La Turquie est un cas intéressant de régime de transition permanente. Le processus de transition vers la démocratie, annoncée et réclamée par toutes les forces politiques, soutenue au moins publiquement par les diverses composantes de la société civile, semble ne pas y avoir de fin. L’énigme que nous pose le cas turc est de savoir s’il y a vraiment une sortie vers une démocratie consolidée de cet état de transition permanente? Comment on arrive à briser cette dynamique d’avancée et de recul qui s’inscrit dans la très longue durée et qui finit par créer l’impression qu’elle représente l’état normal? Cette interrogation interpelle bien sûr les hypothèses des théories du développement politique et  remet en cause la validité de l’universalité naturelle de la démocratie, en tout cas des normes démocratiques contemporaines. D’où l’interrogation sur l’existence d’une “trappe à la transition”, soutenue par des facteurs endogènes historiques aussi bien politiques que sociales dans un pays qui est parmi les pays « en transition démocratique » le plus intégré dans les institutions du système de démocratie occidentale. Cette permanence de la transition pourrait être mise en parallèle avec la prolongation indéfinie du statut de la Turquie comme candidat à l’adhésion à l’UE.

L’incapacité à réaliser la consolidation de la démocratie n’est pas spécifique à la Turquie. Aujourd’hui plusieurs pays relève de ce cas. Leur nombre semble être sensiblement plus élevé que les pays que l’on peut qualifier de démocratie consolidée ou, au contraire, de dictature. Cette situation d’entre-deux, largement répandue à travers le monde, constitue une vaste zone grise occupée par autant de pays que de cas particulier. Il y a un foisonnement d’appellation pour appréhender ces régimes “hybrides” qui présentent plusieurs facettes contradictoires: pluralisme limité, illébéralisme, bonapartisme, régime semi-autoritaire, démocratie déléguée, autoritarisme compétitifs, etc… Ce qui les rassemble c’est la coexistence des institutions et des pratiques démocratiques avec des institutions et des pratiques qui violent ouvertement les principes démocratiques. Dans ces régimes hybrides, la plupart du temps les dirigeants se font élire par des élections plus ou moins libres et transparentes, le multi-partisme perdure mais le système politique reste monopolistique. Le pouvoir reste concentré dans les mains d’une caste ou d’un leader et n’est pas contrebalancé efficacement par des institutions démocratiques. Même si sur papier le principe de la séparation des pouvoirs est en vigueur, ces régimes sont marqués par la pratique d’unicité ou d’homogénéité des pouvoirs. La conjonction de plusieurs facteurs, notamment des facteurs historiques, internationales et socio-économiques font que ces régimes parviennent à se reproduire et à perdurer. Les changements survenus dans le pouvoir concernent plutôt la substitution d’une caste ou d’un leader à un autre sans pour autant changer les mécanismes de l’exercice du pouvoir. Ceci donne à ces autoritarismes une coloration démocratique et pluraliste mais les pratiques autoritaires continuent à fonctionner sans discontinuité. D’où l’interrogation sur le caractère transitoire des régimes hybrides. 
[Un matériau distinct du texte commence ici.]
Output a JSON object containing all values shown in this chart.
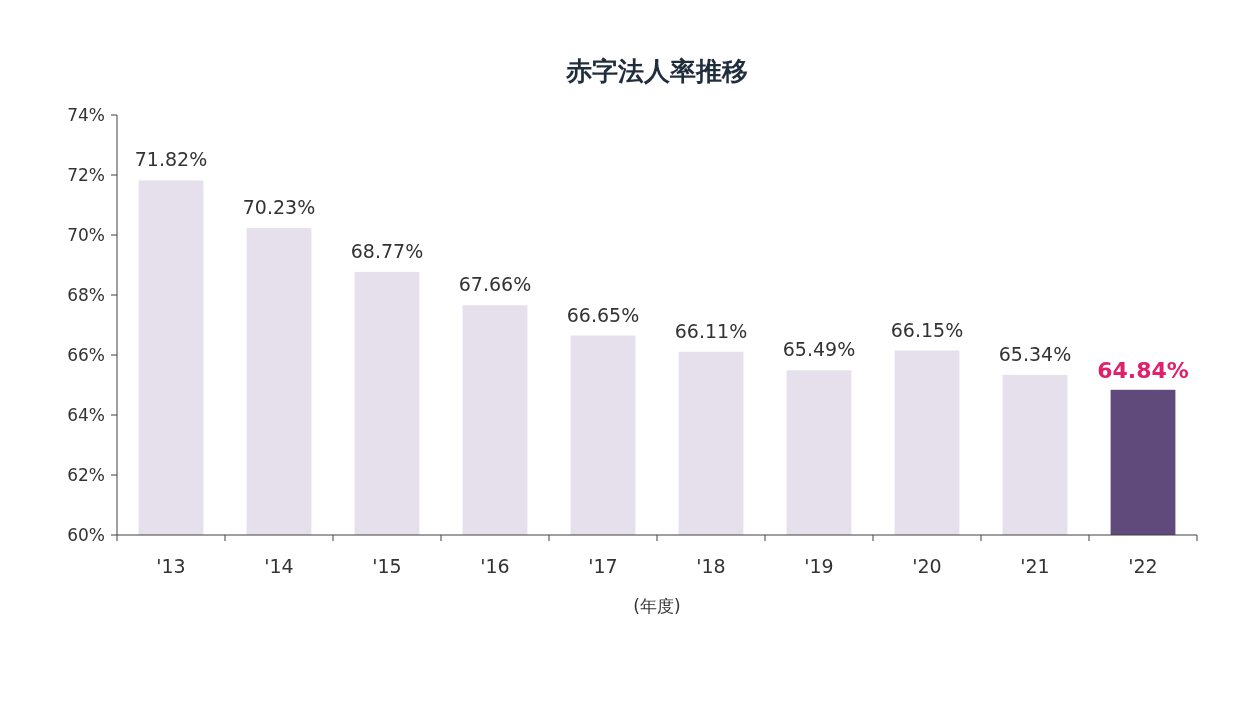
{
  "chart_data": {
    "type": "bar",
    "title": "赤字法人率推移",
    "xlabel": "(年度)",
    "categories": [
      "'13",
      "'14",
      "'15",
      "'16",
      "'17",
      "'18",
      "'19",
      "'20",
      "'21",
      "'22"
    ],
    "values": [
      71.82,
      70.23,
      68.77,
      67.66,
      66.65,
      66.11,
      65.49,
      66.15,
      65.34,
      64.84
    ],
    "value_labels": [
      "71.82%",
      "70.23%",
      "68.77%",
      "67.66%",
      "66.65%",
      "66.11%",
      "65.49%",
      "66.15%",
      "65.34%",
      "64.84%"
    ],
    "colors": [
      "#e6e0ec",
      "#e6e0ec",
      "#e6e0ec",
      "#e6e0ec",
      "#e6e0ec",
      "#e6e0ec",
      "#e6e0ec",
      "#e6e0ec",
      "#e6e0ec",
      "#604a7b"
    ],
    "ylim": [
      60,
      74
    ],
    "yticks": [
      {
        "value": 60,
        "label": "60%"
      },
      {
        "value": 62,
        "label": "62%"
      },
      {
        "value": 64,
        "label": "64%"
      },
      {
        "value": 66,
        "label": "66%"
      },
      {
        "value": 68,
        "label": "68%"
      },
      {
        "value": 70,
        "label": "70%"
      },
      {
        "value": 72,
        "label": "72%"
      },
      {
        "value": 74,
        "label": "74%"
      }
    ]
  }
}
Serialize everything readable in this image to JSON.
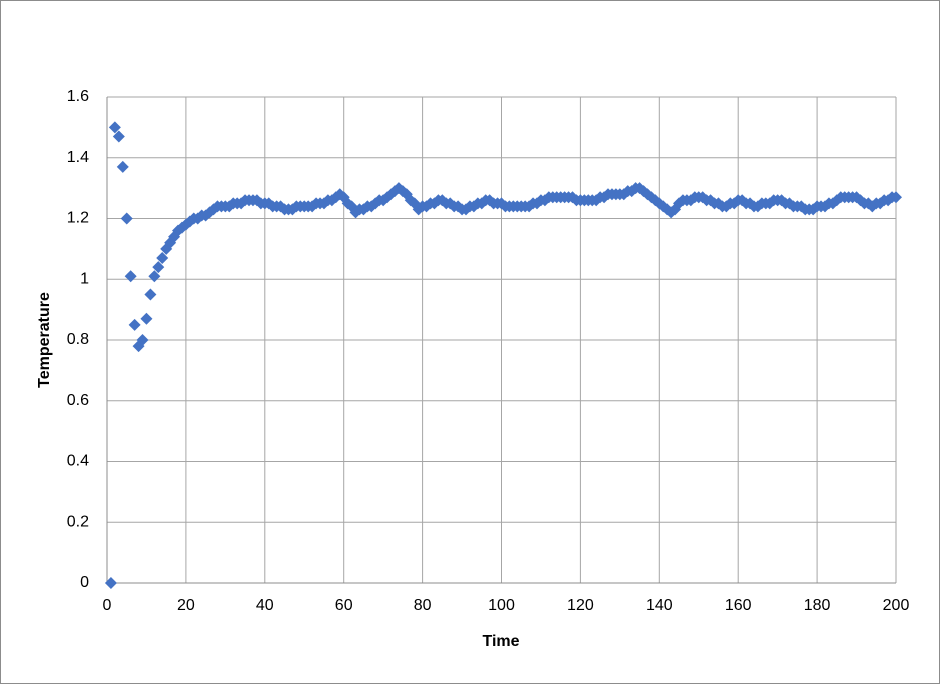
{
  "chart_data": {
    "type": "scatter",
    "x_label": "Time",
    "y_label": "Temperature",
    "color": "#4472c4",
    "marker": "diamond",
    "grid": true,
    "xlim": [
      0,
      200
    ],
    "xticks": [
      0,
      20,
      40,
      60,
      80,
      100,
      120,
      140,
      160,
      180,
      200
    ],
    "ylim": [
      0,
      1.6
    ],
    "yticks": [
      0,
      0.2,
      0.4,
      0.6,
      0.8,
      1,
      1.2,
      1.4,
      1.6
    ],
    "x": [
      1,
      2,
      3,
      4,
      5,
      6,
      7,
      8,
      9,
      10,
      11,
      12,
      13,
      14,
      15,
      16,
      17,
      18,
      19,
      20,
      21,
      22,
      23,
      24,
      25,
      26,
      27,
      28,
      29,
      30,
      31,
      32,
      33,
      34,
      35,
      36,
      37,
      38,
      39,
      40,
      41,
      42,
      43,
      44,
      45,
      46,
      47,
      48,
      49,
      50,
      51,
      52,
      53,
      54,
      55,
      56,
      57,
      58,
      59,
      60,
      61,
      62,
      63,
      64,
      65,
      66,
      67,
      68,
      69,
      70,
      71,
      72,
      73,
      74,
      75,
      76,
      77,
      78,
      79,
      80,
      81,
      82,
      83,
      84,
      85,
      86,
      87,
      88,
      89,
      90,
      91,
      92,
      93,
      94,
      95,
      96,
      97,
      98,
      99,
      100,
      101,
      102,
      103,
      104,
      105,
      106,
      107,
      108,
      109,
      110,
      111,
      112,
      113,
      114,
      115,
      116,
      117,
      118,
      119,
      120,
      121,
      122,
      123,
      124,
      125,
      126,
      127,
      128,
      129,
      130,
      131,
      132,
      133,
      134,
      135,
      136,
      137,
      138,
      139,
      140,
      141,
      142,
      143,
      144,
      145,
      146,
      147,
      148,
      149,
      150,
      151,
      152,
      153,
      154,
      155,
      156,
      157,
      158,
      159,
      160,
      161,
      162,
      163,
      164,
      165,
      166,
      167,
      168,
      169,
      170,
      171,
      172,
      173,
      174,
      175,
      176,
      177,
      178,
      179,
      180,
      181,
      182,
      183,
      184,
      185,
      186,
      187,
      188,
      189,
      190,
      191,
      192,
      193,
      194,
      195,
      196,
      197,
      198,
      199,
      200
    ],
    "values": [
      0,
      1.5,
      1.47,
      1.37,
      1.2,
      1.01,
      0.85,
      0.78,
      0.8,
      0.87,
      0.95,
      1.01,
      1.04,
      1.07,
      1.1,
      1.12,
      1.14,
      1.16,
      1.17,
      1.18,
      1.19,
      1.2,
      1.2,
      1.21,
      1.21,
      1.22,
      1.23,
      1.24,
      1.24,
      1.24,
      1.24,
      1.25,
      1.25,
      1.25,
      1.26,
      1.26,
      1.26,
      1.26,
      1.25,
      1.25,
      1.25,
      1.24,
      1.24,
      1.24,
      1.23,
      1.23,
      1.23,
      1.24,
      1.24,
      1.24,
      1.24,
      1.24,
      1.25,
      1.25,
      1.25,
      1.26,
      1.26,
      1.27,
      1.28,
      1.27,
      1.25,
      1.24,
      1.22,
      1.23,
      1.23,
      1.24,
      1.24,
      1.25,
      1.26,
      1.26,
      1.27,
      1.28,
      1.29,
      1.3,
      1.29,
      1.28,
      1.26,
      1.25,
      1.23,
      1.24,
      1.24,
      1.25,
      1.25,
      1.26,
      1.26,
      1.25,
      1.25,
      1.24,
      1.24,
      1.23,
      1.23,
      1.24,
      1.24,
      1.25,
      1.25,
      1.26,
      1.26,
      1.25,
      1.25,
      1.25,
      1.24,
      1.24,
      1.24,
      1.24,
      1.24,
      1.24,
      1.24,
      1.25,
      1.25,
      1.26,
      1.26,
      1.27,
      1.27,
      1.27,
      1.27,
      1.27,
      1.27,
      1.27,
      1.26,
      1.26,
      1.26,
      1.26,
      1.26,
      1.26,
      1.27,
      1.27,
      1.28,
      1.28,
      1.28,
      1.28,
      1.28,
      1.29,
      1.29,
      1.3,
      1.3,
      1.29,
      1.28,
      1.27,
      1.26,
      1.25,
      1.24,
      1.23,
      1.22,
      1.23,
      1.25,
      1.26,
      1.26,
      1.26,
      1.27,
      1.27,
      1.27,
      1.26,
      1.26,
      1.25,
      1.25,
      1.24,
      1.24,
      1.25,
      1.25,
      1.26,
      1.26,
      1.25,
      1.25,
      1.24,
      1.24,
      1.25,
      1.25,
      1.25,
      1.26,
      1.26,
      1.26,
      1.25,
      1.25,
      1.24,
      1.24,
      1.24,
      1.23,
      1.23,
      1.23,
      1.24,
      1.24,
      1.24,
      1.25,
      1.25,
      1.26,
      1.27,
      1.27,
      1.27,
      1.27,
      1.27,
      1.26,
      1.25,
      1.25,
      1.24,
      1.25,
      1.25,
      1.26,
      1.26,
      1.27,
      1.27
    ]
  }
}
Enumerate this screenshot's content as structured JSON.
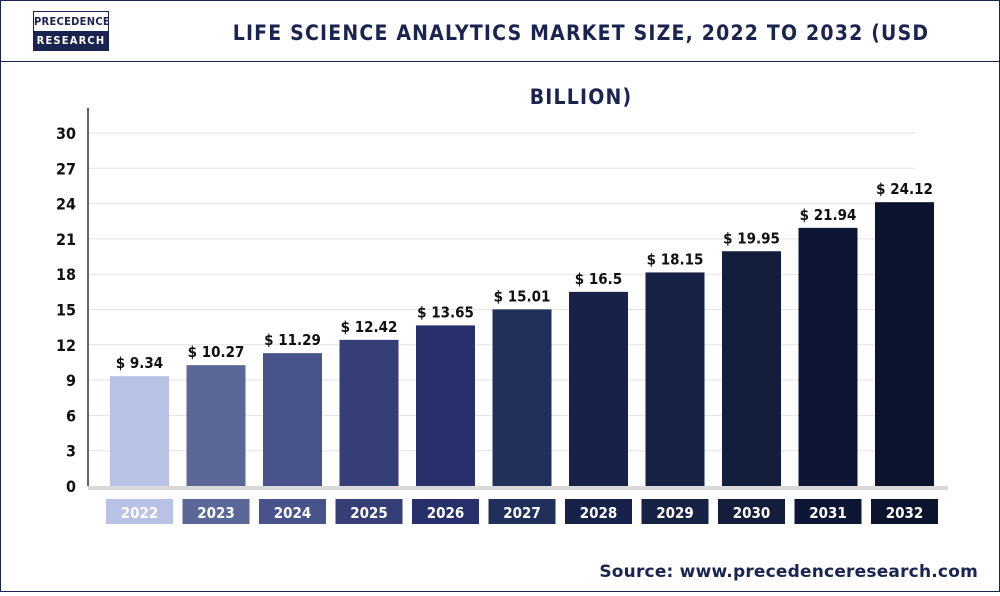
{
  "logo": {
    "line1": "PRECEDENCE",
    "line2": "RESEARCH"
  },
  "title": "LIFE SCIENCE ANALYTICS MARKET SIZE, 2022 TO 2032 (USD BILLION)",
  "source": "Source: www.precedenceresearch.com",
  "colors": {
    "brand": "#1b2450",
    "bars": [
      "#b8c2e4",
      "#5a6797",
      "#48538c",
      "#363e77",
      "#27306a",
      "#20305a",
      "#17214a",
      "#162143",
      "#131d3c",
      "#0e1636",
      "#0b132e"
    ]
  },
  "chart_data": {
    "type": "bar",
    "title": "LIFE SCIENCE ANALYTICS MARKET SIZE, 2022 TO 2032 (USD BILLION)",
    "categories": [
      "2022",
      "2023",
      "2024",
      "2025",
      "2026",
      "2027",
      "2028",
      "2029",
      "2030",
      "2031",
      "2032"
    ],
    "values": [
      9.34,
      10.27,
      11.29,
      12.42,
      13.65,
      15.01,
      16.5,
      18.15,
      19.95,
      21.94,
      24.12
    ],
    "value_labels": [
      "$ 9.34",
      "$ 10.27",
      "$ 11.29",
      "$ 12.42",
      "$ 13.65",
      "$ 15.01",
      "$ 16.5",
      "$ 18.15",
      "$ 19.95",
      "$ 21.94",
      "$ 24.12"
    ],
    "yticks": [
      "0",
      "3",
      "6",
      "9",
      "12",
      "15",
      "18",
      "21",
      "24",
      "27",
      "30"
    ],
    "ylim": [
      0,
      30
    ],
    "grid": true,
    "legend": "none"
  }
}
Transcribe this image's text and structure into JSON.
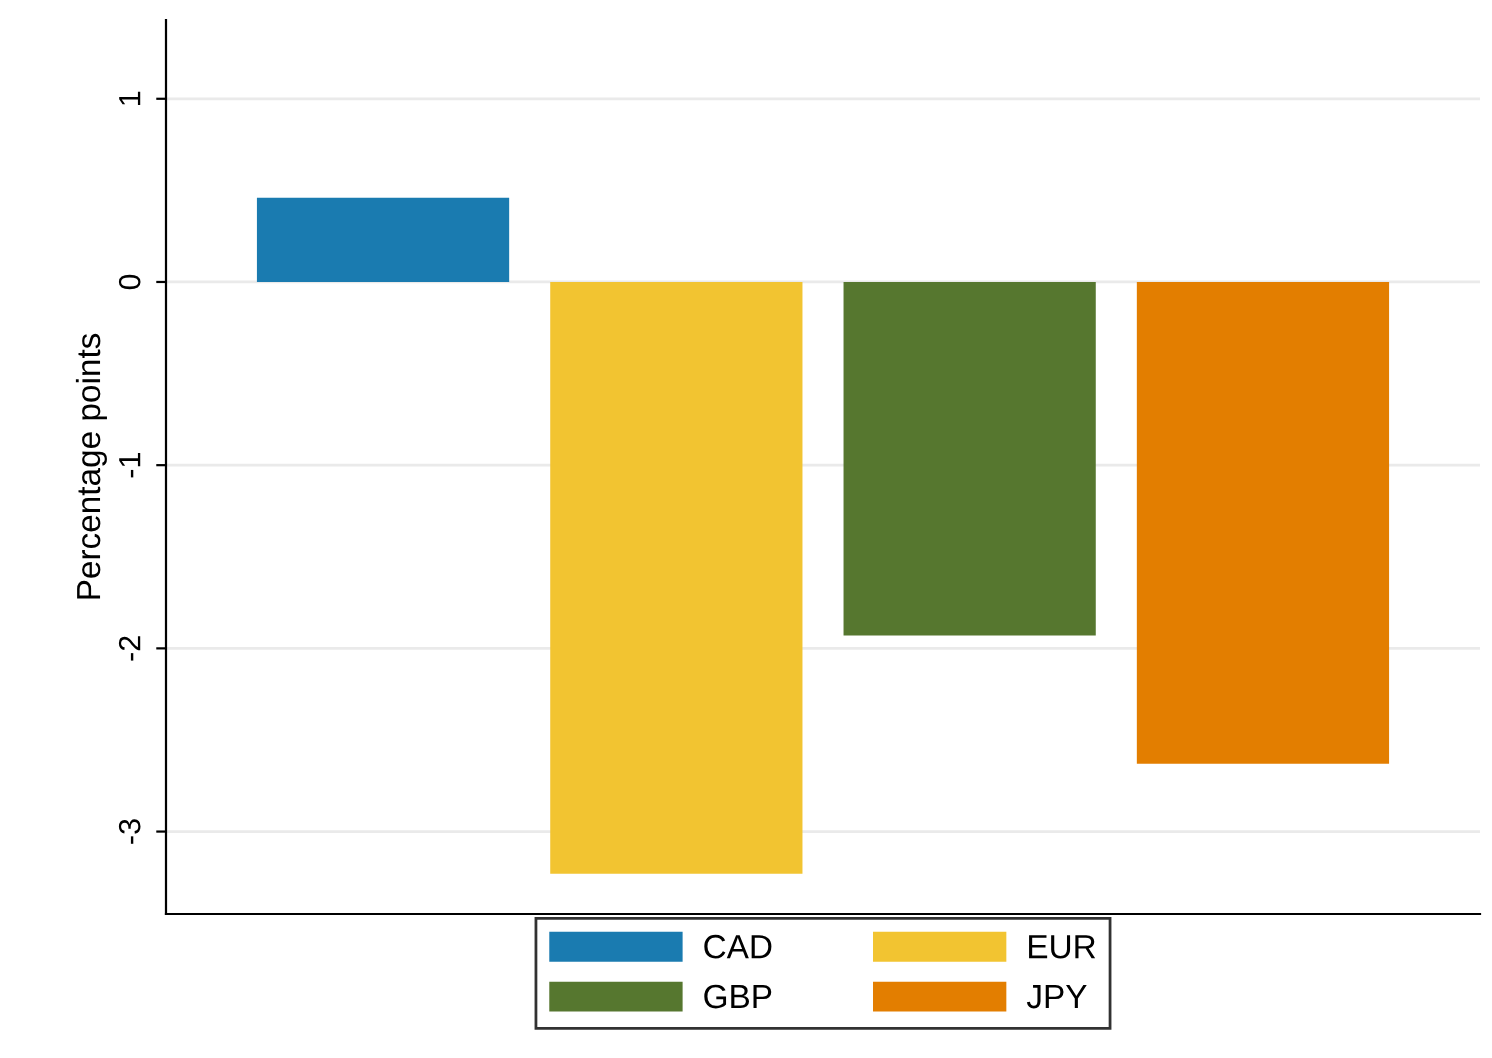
{
  "chart_data": {
    "type": "bar",
    "ylabel": "Percentage points",
    "categories": [
      null,
      null,
      null,
      null
    ],
    "series": [
      {
        "name": "CAD",
        "color": "#1a7bb0",
        "values": [
          0.46,
          null,
          null,
          null
        ]
      },
      {
        "name": "EUR",
        "color": "#f2c431",
        "values": [
          null,
          -3.23,
          null,
          null
        ]
      },
      {
        "name": "GBP",
        "color": "#56772f",
        "values": [
          null,
          null,
          -1.93,
          null
        ]
      },
      {
        "name": "JPY",
        "color": "#e37e00",
        "values": [
          null,
          null,
          null,
          -2.63
        ]
      }
    ],
    "ylim": [
      -3.45,
      1.43
    ],
    "yticks": [
      -3,
      -2,
      -1,
      0,
      1
    ],
    "grid": "y",
    "legend": "bottom"
  }
}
Le concept d’autoritarisme est souvent utilisé pour qualifier un large éventail de régimes qui occupent cette zone grise. Dans les régimes autoritaires, contrairement aux totalitarismes ou aux dictatures, la violence politique envers l’opposition et la contestation n’est pas systémique. Elle est plutôt aléatoire et larvée. Les régimes autoritaires ne sont pas des régimes de la répression massive, généralisée et ouverte. Pour pouvoir continuer à exercer le pouvoir plutôt par adhésion que par pure contrainte et pour répondre à certaines des contraintes internationales contemporaines, les régimes autoritaires autorisent l’existence de larges pans de libertés mais se réservent la possibilité de réprimer arbitrairement, selon les besoins de la conjoncture politique, l’exercice de ces libertés. Contrairement aux régimes totalitaires, les autoritarismes n’exigent pas une adhésion formelle complète de tous les citoyens à l’idéologie du pouvoir et contrairement aux dictatures le pluralisme y est formellement respecté et la contestation n’est pas officiellement bannie. Mais contrairement à une démocratie consolidée, les libertés fondamentales ne sont pas solidement établies et préservées, l’Etat de droit est aléatoire et le pouvoir réel est fortement concentré dans les mains du leader ou d’une caste au pouvoir. Contre toute contestation politique qu’il considère comme un défi à son autorité, le pouvoir peut déployer une violence légale débridée mais d’une manière aléatoire et discontinue.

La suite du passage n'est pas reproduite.